LADY IN A CAGE (1964)
Article #575 by Dave Sindelar
Viewing date: 10-11-2002
Posting date: 3-6-2003

A woman becomes trapped in a personal caged elevator in her own home, and finds herself being victimized by psychotics intent on robbing the place.

This was one of the horror movies featuring older actresses (Olivia de Havilland in this case) that came in the wake of WHATEVER HAPPENED TO BABY JANE? However, in place of that movie’s decayed gothic wittiness, we are given jarring, ugly, decidedly modern and alienating nihilism. The movie is violent, sadistic, painful, and just plain cruel, and this might have been more bearable had it not also been self-conscious (the woman’s comment about her tormentors being the human offal on which her tax dollars are being spent is such an artificial piece of dialogue that if the movie was capable of causing laughter I would have been on the floor) and pretentious (the final scenes with the woman crawling out of the house and being ignored by the passing traffic is so “fraught with meaning” that it’s hard to endure).

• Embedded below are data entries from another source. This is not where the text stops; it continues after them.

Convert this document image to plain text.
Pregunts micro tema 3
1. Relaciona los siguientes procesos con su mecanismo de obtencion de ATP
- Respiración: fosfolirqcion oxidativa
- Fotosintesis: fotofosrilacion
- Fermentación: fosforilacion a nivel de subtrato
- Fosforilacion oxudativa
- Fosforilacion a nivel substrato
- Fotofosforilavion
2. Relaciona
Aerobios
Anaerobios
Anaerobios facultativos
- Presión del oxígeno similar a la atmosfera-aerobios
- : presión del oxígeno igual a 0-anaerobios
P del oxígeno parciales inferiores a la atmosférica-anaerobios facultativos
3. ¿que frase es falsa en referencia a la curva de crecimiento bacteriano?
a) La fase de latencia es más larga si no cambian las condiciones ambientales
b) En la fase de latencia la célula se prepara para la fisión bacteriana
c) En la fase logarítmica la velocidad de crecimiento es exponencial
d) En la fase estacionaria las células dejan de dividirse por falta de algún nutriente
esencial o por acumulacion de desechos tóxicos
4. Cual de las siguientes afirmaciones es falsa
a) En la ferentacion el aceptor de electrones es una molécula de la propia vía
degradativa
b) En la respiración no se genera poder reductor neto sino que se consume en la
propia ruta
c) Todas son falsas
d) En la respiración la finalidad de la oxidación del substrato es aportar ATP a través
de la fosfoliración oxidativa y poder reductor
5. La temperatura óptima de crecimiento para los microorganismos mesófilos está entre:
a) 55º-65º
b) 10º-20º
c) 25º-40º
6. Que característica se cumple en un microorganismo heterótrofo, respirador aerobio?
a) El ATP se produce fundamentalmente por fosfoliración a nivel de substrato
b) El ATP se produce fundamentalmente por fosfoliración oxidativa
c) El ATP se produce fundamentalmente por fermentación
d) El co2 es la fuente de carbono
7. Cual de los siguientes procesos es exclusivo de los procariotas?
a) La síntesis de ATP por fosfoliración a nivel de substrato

The psychos are quite scary, but they aren’t exactly convincing, either; I find it impossible to believe that they’re real people. There are many familiar faces here; James Caan in an early role, Ann Sothern, Scatman Crothers, and Jeff Corey as the wino; it is for these that the movie is worth watching. It’s probably going to be a long long time before I slip this one back in my VCR.

1 Comment

  1. My only qualm with the movie is how, upon doing a preview screening (I only assume they did), did no one ask, “Hey, what happens to Ann Sothern’s character? He locks her in the wine cellar, then what?” Of all the films I’ve ever seen, this one has the most glaring unexplainable character omission (Karen Black’s abrupt departure from “Nashville” is a close 2nd).